Past cure I am, now Reason is past care,
And frantic-mad with evermore unrest;
My thoughts and my discourse as madmen's are,
At random from the truth vainly expressed;
For I have sworn thee fair, and thought thee bright,
Who art as black as hell, as dark as night.
Unbelievably, in Sonnet CXXXVII Shakespeare speaks of his woman as “the bay where all men ride,” and “the wide world’s common place.”
Let’s be plain and honest about this. Shakespeare certainly was. What does he mean by “the bay where all men ride?” Can anyone say? And what is he saying with “the wide world’s common place?” Don’t be shy. Interpret that for us.
I’ll interpret the next one if you like, if you don’t mind bawdy gestures.
... I do betray
My nobler part to my gross body's treason;
My soul doth tell my body that he may
Triumph in love; flesh stays no farther reason,
But rising at thy name doth point out thee,
As his triumphant prize.
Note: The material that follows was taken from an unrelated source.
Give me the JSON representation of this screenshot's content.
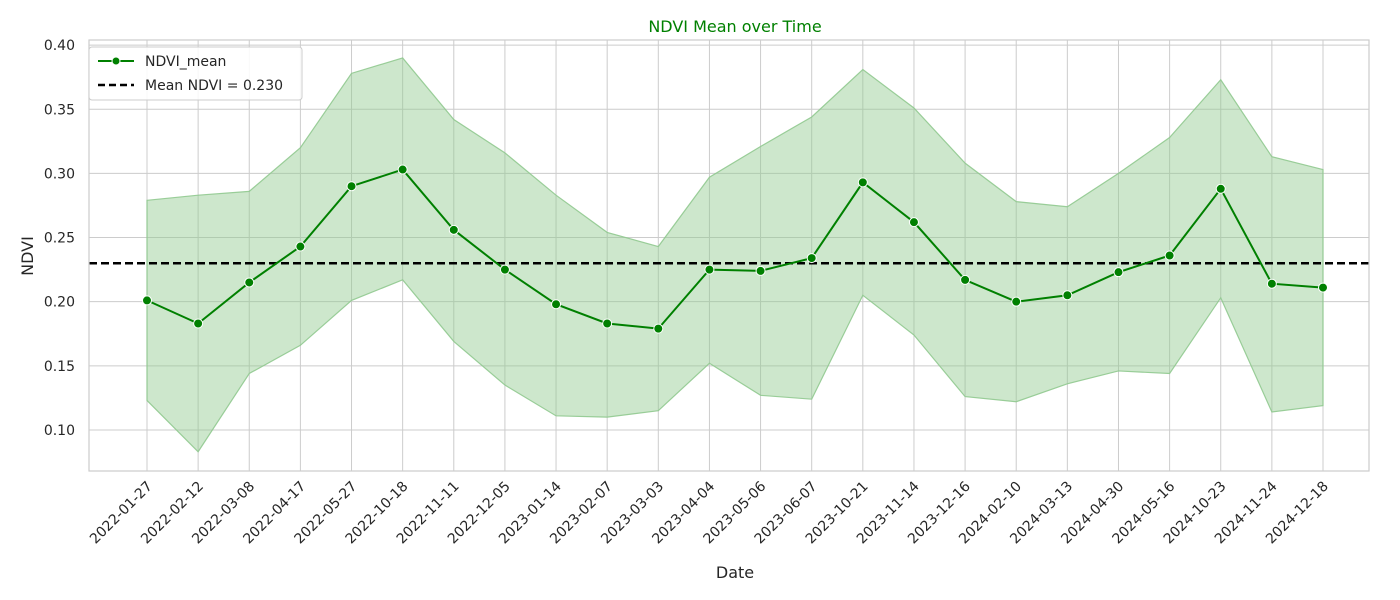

Proud of this pride,
He is contented thy poor drudge to be,
To stand in thy affairs, fall by thy side.
No want of conscience hold it that I call
Her love, for whose dear love I rise and fall.
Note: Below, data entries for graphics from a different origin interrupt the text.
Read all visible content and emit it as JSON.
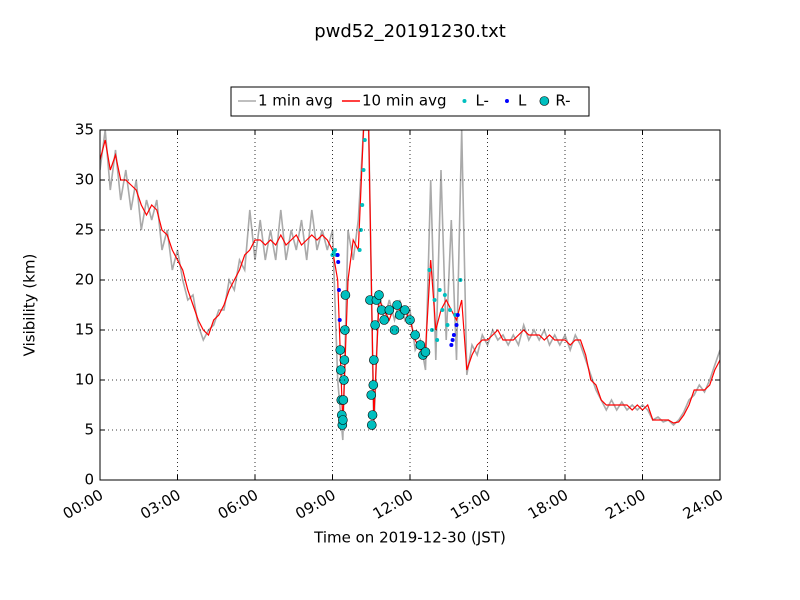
{
  "chart_data": {
    "type": "line",
    "title": "pwd52_20191230.txt",
    "xlabel": "Time on 2019-12-30 (JST)",
    "ylabel": "Visibility (km)",
    "xlim": [
      0,
      24
    ],
    "ylim": [
      0,
      35
    ],
    "xticks": [
      {
        "value": 0,
        "label": "00:00"
      },
      {
        "value": 3,
        "label": "03:00"
      },
      {
        "value": 6,
        "label": "06:00"
      },
      {
        "value": 9,
        "label": "09:00"
      },
      {
        "value": 12,
        "label": "12:00"
      },
      {
        "value": 15,
        "label": "15:00"
      },
      {
        "value": 18,
        "label": "18:00"
      },
      {
        "value": 21,
        "label": "21:00"
      },
      {
        "value": 24,
        "label": "24:00"
      }
    ],
    "yticks": [
      0,
      5,
      10,
      15,
      20,
      25,
      30,
      35
    ],
    "grid": true,
    "legend": "top-center",
    "x": [
      0,
      0.2,
      0.4,
      0.6,
      0.8,
      1,
      1.2,
      1.4,
      1.6,
      1.8,
      2,
      2.2,
      2.4,
      2.6,
      2.8,
      3,
      3.2,
      3.4,
      3.6,
      3.8,
      4,
      4.2,
      4.4,
      4.6,
      4.8,
      5,
      5.2,
      5.4,
      5.6,
      5.8,
      6,
      6.2,
      6.4,
      6.6,
      6.8,
      7,
      7.2,
      7.4,
      7.6,
      7.8,
      8,
      8.2,
      8.4,
      8.6,
      8.8,
      9,
      9.2,
      9.4,
      9.6,
      9.8,
      10,
      10.2,
      10.4,
      10.6,
      10.8,
      11,
      11.2,
      11.4,
      11.6,
      11.8,
      12,
      12.2,
      12.4,
      12.6,
      12.8,
      13,
      13.2,
      13.4,
      13.6,
      13.8,
      14,
      14.2,
      14.4,
      14.6,
      14.8,
      15,
      15.2,
      15.4,
      15.6,
      15.8,
      16,
      16.2,
      16.4,
      16.6,
      16.8,
      17,
      17.2,
      17.4,
      17.6,
      17.8,
      18,
      18.2,
      18.4,
      18.6,
      18.8,
      19,
      19.2,
      19.4,
      19.6,
      19.8,
      20,
      20.2,
      20.4,
      20.6,
      20.8,
      21,
      21.2,
      21.4,
      21.6,
      21.8,
      22,
      22.2,
      22.4,
      22.6,
      22.8,
      23,
      23.2,
      23.4,
      23.6,
      23.8,
      24
    ],
    "series": [
      {
        "name": "1 min avg",
        "color": "#aaaaaa",
        "values": [
          31,
          35,
          29,
          33,
          28,
          31,
          27,
          30,
          25,
          28,
          26,
          28,
          23,
          25,
          21,
          23,
          20,
          18,
          18.5,
          15.5,
          14,
          15,
          15.5,
          17,
          17,
          20,
          19,
          22,
          21,
          27,
          22,
          26,
          22,
          25,
          22,
          27,
          22,
          25,
          23,
          26,
          22,
          27,
          23,
          25,
          23,
          25,
          10,
          4,
          25,
          22,
          26,
          35,
          35,
          5,
          19,
          16,
          18,
          16,
          18,
          16,
          17,
          13,
          14,
          11,
          30,
          12,
          31,
          14,
          26,
          12,
          35,
          10.5,
          13.5,
          12.5,
          14.5,
          13.5,
          15,
          14,
          14.5,
          13.5,
          14.5,
          13.5,
          15.5,
          14,
          15,
          14,
          15,
          13.5,
          14.5,
          13.5,
          14.5,
          13,
          14.5,
          13.5,
          12,
          10.5,
          9,
          8,
          7,
          8,
          7,
          7.8,
          7,
          7.5,
          7,
          7.5,
          7,
          6,
          6.3,
          5.8,
          6,
          5.5,
          6,
          6.8,
          8,
          8.5,
          9.5,
          8.8,
          10,
          11.5,
          13
        ]
      },
      {
        "name": "10 min avg",
        "color": "#ff0000",
        "values": [
          32,
          34,
          31,
          32.5,
          30,
          30,
          29.5,
          29,
          27.5,
          26.5,
          27.5,
          27,
          25,
          24.5,
          23,
          22,
          21,
          19,
          17.5,
          16,
          15,
          14.5,
          16,
          16.5,
          17.5,
          19,
          20,
          21,
          22.5,
          23,
          24,
          24,
          23.5,
          24,
          23.5,
          24.5,
          23.5,
          24,
          24.5,
          23.5,
          24,
          24.5,
          24,
          24.5,
          24,
          23,
          20,
          5.5,
          20,
          24,
          23,
          35,
          35,
          6,
          18,
          17,
          16,
          17.5,
          17,
          17,
          16,
          14,
          13,
          13,
          22,
          15,
          17,
          18,
          17,
          16,
          18,
          11,
          12.5,
          13.5,
          14,
          14,
          14.5,
          15,
          14,
          14,
          14,
          14.5,
          15,
          14.5,
          14.5,
          14.5,
          14,
          14.5,
          14,
          14,
          14,
          13.5,
          14,
          14,
          12.5,
          10,
          9.5,
          8,
          7.5,
          7.5,
          7.5,
          7.5,
          7.5,
          7,
          7.5,
          7,
          7.5,
          6,
          6,
          6,
          6,
          5.7,
          5.8,
          6.5,
          7.5,
          9,
          9,
          9,
          9.5,
          11,
          12
        ]
      },
      {
        "name": "L-",
        "type": "scatter",
        "color": "#00bfbf",
        "x": [
          9,
          9.05,
          9.1,
          9.15,
          10.05,
          10.1,
          10.15,
          10.2,
          10.25,
          12.75,
          12.85,
          12.95,
          13.05,
          13.15,
          13.25,
          13.35,
          13.45,
          13.55,
          13.75,
          13.95
        ],
        "values": [
          22.5,
          22.8,
          23,
          22.5,
          23,
          25,
          27.5,
          31,
          34,
          21,
          15,
          18,
          14,
          19,
          17,
          18.5,
          15.5,
          17,
          16.5,
          20
        ]
      },
      {
        "name": "L",
        "type": "scatter",
        "color": "#0000ff",
        "x": [
          9.2,
          9.22,
          9.25,
          9.28,
          13.6,
          13.65,
          13.7,
          13.8,
          13.85
        ],
        "values": [
          22.5,
          21.8,
          19,
          16,
          13.5,
          14,
          14.5,
          15.5,
          16.5
        ]
      },
      {
        "name": "R-",
        "type": "scatter",
        "color": "#00bfbf",
        "x": [
          9.3,
          9.32,
          9.34,
          9.36,
          9.38,
          9.4,
          9.42,
          9.44,
          9.46,
          9.48,
          9.5,
          10.45,
          10.5,
          10.52,
          10.55,
          10.58,
          10.6,
          10.65,
          10.7,
          10.8,
          10.9,
          11,
          11.2,
          11.4,
          11.5,
          11.6,
          11.8,
          12,
          12.2,
          12.4,
          12.5,
          12.6
        ],
        "values": [
          13,
          11,
          8,
          6.5,
          5.5,
          6,
          8,
          10,
          12,
          15,
          18.5,
          18,
          8.5,
          5.5,
          6.5,
          9.5,
          12,
          15.5,
          18,
          18.5,
          17,
          16,
          17,
          15,
          17.5,
          16.5,
          17,
          16,
          14.5,
          13.5,
          12.5,
          12.8
        ]
      }
    ]
  }
}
Yes, these are Shakespeare’s Sonnets! He craves - he lusts after - a woman he does not love or even admire. He is disgusted with himself for his sexual enslavement. In the following sonnet, CXXIX, he expresses a profound hatred of sexuality.
The expense of spirit in a waste of shame
Is lust in action: and till action, lust
Is perjured, murderous, bloody, full of blame,
Savage, extreme, rude, cruel, not to trust;
Enjoyed no sooner but despised straight;
Past reason hunted; and no sooner had,
Past reason hated, as a swallowed bait,
On purpose laid to make the taker mad.
Mad in pursuit and in possession so;
Had, having, and in quest to have extreme;
A bliss in proof, and proved, a very woe;
Before, a joy proposed; behind a dream.
All this the world well knows; yet none knows well
To shun the heaven that leads men to this hell.
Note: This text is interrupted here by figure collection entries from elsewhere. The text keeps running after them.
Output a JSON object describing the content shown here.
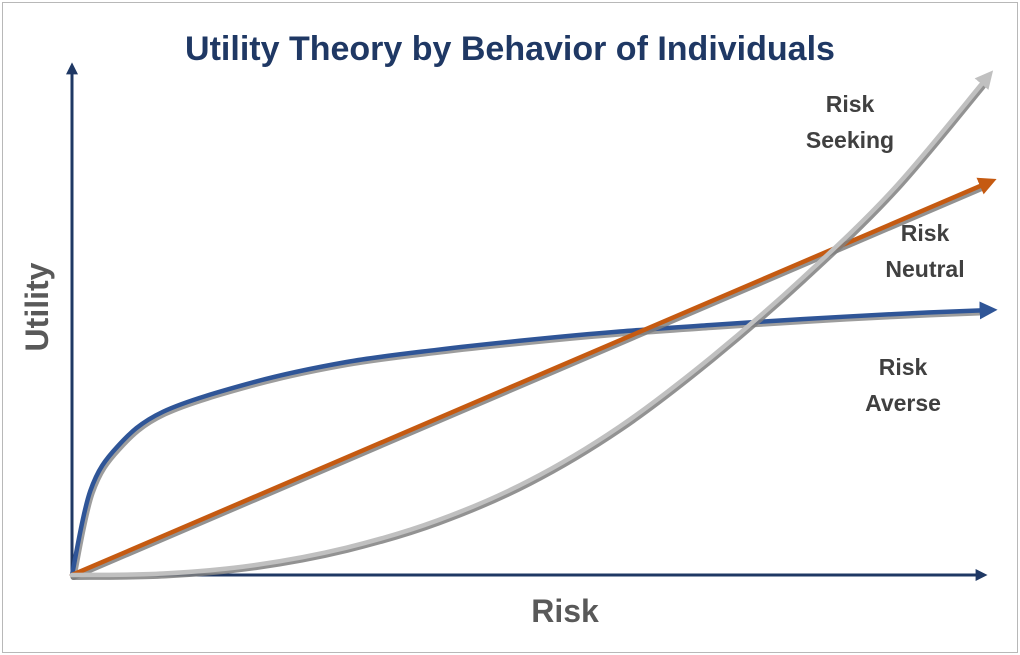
{
  "chart_data": {
    "type": "line",
    "title": "Utility Theory by Behavior of Individuals",
    "xlabel": "Risk",
    "ylabel": "Utility",
    "grid": false,
    "xlim": [
      0,
      1
    ],
    "ylim": [
      0,
      1
    ],
    "series": [
      {
        "name": "Risk Averse",
        "label_lines": [
          "Risk",
          "Averse"
        ],
        "color": "#2f5597",
        "shadow": "#8c8c8c",
        "x": [
          0,
          0.02,
          0.05,
          0.1,
          0.2,
          0.3,
          0.4,
          0.5,
          0.6,
          0.7,
          0.8,
          0.9,
          1.0
        ],
        "values": [
          0,
          0.17,
          0.26,
          0.33,
          0.39,
          0.43,
          0.455,
          0.475,
          0.492,
          0.505,
          0.517,
          0.527,
          0.535
        ]
      },
      {
        "name": "Risk Neutral",
        "label_lines": [
          "Risk",
          "Neutral"
        ],
        "color": "#c55a11",
        "shadow": "#7f7f7f",
        "x": [
          0,
          1.0
        ],
        "values": [
          0,
          0.79
        ]
      },
      {
        "name": "Risk Seeking",
        "label_lines": [
          "Risk",
          "Seeking"
        ],
        "color": "#c0c0c0",
        "shadow": "#7f7f7f",
        "x": [
          0,
          0.1,
          0.2,
          0.3,
          0.4,
          0.5,
          0.6,
          0.7,
          0.8,
          0.9,
          1.0
        ],
        "values": [
          0,
          0.003,
          0.02,
          0.055,
          0.11,
          0.19,
          0.3,
          0.44,
          0.6,
          0.78,
          1.0
        ]
      }
    ],
    "colors": {
      "title": "#1f3864",
      "axis": "#1f3864",
      "axis_label": "#595959",
      "curve_label": "#404040"
    }
  }
}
What do you think of all this? Isn’t it surprising to say the least? But hold on; there is one more surprise: Shakespeare acknowledges that he loves the man more than the woman!
Beshrew that heart that makes my heart to groan
For that deep wound it gives my friend and me!
Is't not enough to torture me alone,
But slave to slavery my sweet'st friend must be?
Yes, Shakespeare’s young lord had an affair with his mistress, and Shakespeare forgave him it.
That thou hast her it is not all my grief,
And yet it may be said I loved her dearly;
That she hath thee is of my wailing chief,
A loss in love that touches me more nearly.
He sums it all up in one of the most famous sonnets, CXLIV:
Two loves I have of comfort and despair,
Which like two spirits do suggest me still:
The better angel is a man right fair,
The worser spirit a woman coloured ill.
To win me soon to hell, my female evil,
Tempteth my better angel from my side,
And would corrupt my saint to be a devil,
Wooing his purity with her foul pride.
And whether that my angel be turned fiend,
Suspect I may, yet not directly tell;
But being both from me, both to each friend,
I guess one angel in another's hell:
Yet this shall I ne'er know, but live in doubt,
Till my bad angel fire my good one out.
So! Are the Sonnets an artificial literary exercise, or a deeply felt personal expression? Granted, in the way I presented the case there is no question of how I feel. Perhaps there is a case to be made for the other point of view, and maybe I’ll make that case on our next cruise. Yes, I’ll do it as an exercise.